Toronto loosens restrictions on private recreational ice hockey

Though hockey tends to top the list of winter activities, winter activities are also in season in Toronto. For many years, the city’s public recreation centres were one-size-fits-all. In 2017, the city rolled out…

Toronto loosens restrictions on private recreational ice hockey

Though hockey tends to top the list of winter activities, winter activities are also in season in Toronto. For many years, the city’s public recreation centres were one-size-fits-all. In 2017, the city rolled out a progressive set of rules designed to give locals more freedom to do things like skate and sled if they wanted to. The facilities were split into “express” sessions, full-time restrictions, and special “multi-use” hours.

But this week, the administration announced it is relaxing COVID-19, the department’s code of conduct for recreational centres.

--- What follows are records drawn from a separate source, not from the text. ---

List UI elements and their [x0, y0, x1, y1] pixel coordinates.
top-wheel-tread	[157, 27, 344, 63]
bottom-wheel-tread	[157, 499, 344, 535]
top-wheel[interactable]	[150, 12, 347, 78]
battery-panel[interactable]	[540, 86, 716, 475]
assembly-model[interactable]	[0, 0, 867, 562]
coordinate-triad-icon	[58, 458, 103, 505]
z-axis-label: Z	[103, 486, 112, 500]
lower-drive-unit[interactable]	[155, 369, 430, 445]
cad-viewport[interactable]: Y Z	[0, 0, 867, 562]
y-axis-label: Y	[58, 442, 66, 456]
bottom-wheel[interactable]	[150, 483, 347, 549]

It means that the session limits will no longer apply to indoor activities, such as hockey, that occur in partnership with the public school board, or that have a sports theme, as long as it’s offered inside a supervised, safe environment.

“Individuals will be able to participate in activities at our facilities until 10:00 p.m. on a school night, and in some cases after that,” Toronto director of parks, culture and recreation Alan Goldbloom told the news station CP24.

This marks the second time COVID-19 has been rescinded. According to the Toronto Star, the rules were first relaxed in 2007.

While the move is long overdue, it comes at a time when people outside of Toronto are planning extreme winter activities, too. A viral video shows a woman in Kirkland Lake, Ontario, getting herself frozen to her butt. This stands in stark contrast to Toronto’s restrictions, which limit those activities to groups of 10 or fewer people, according to CP24.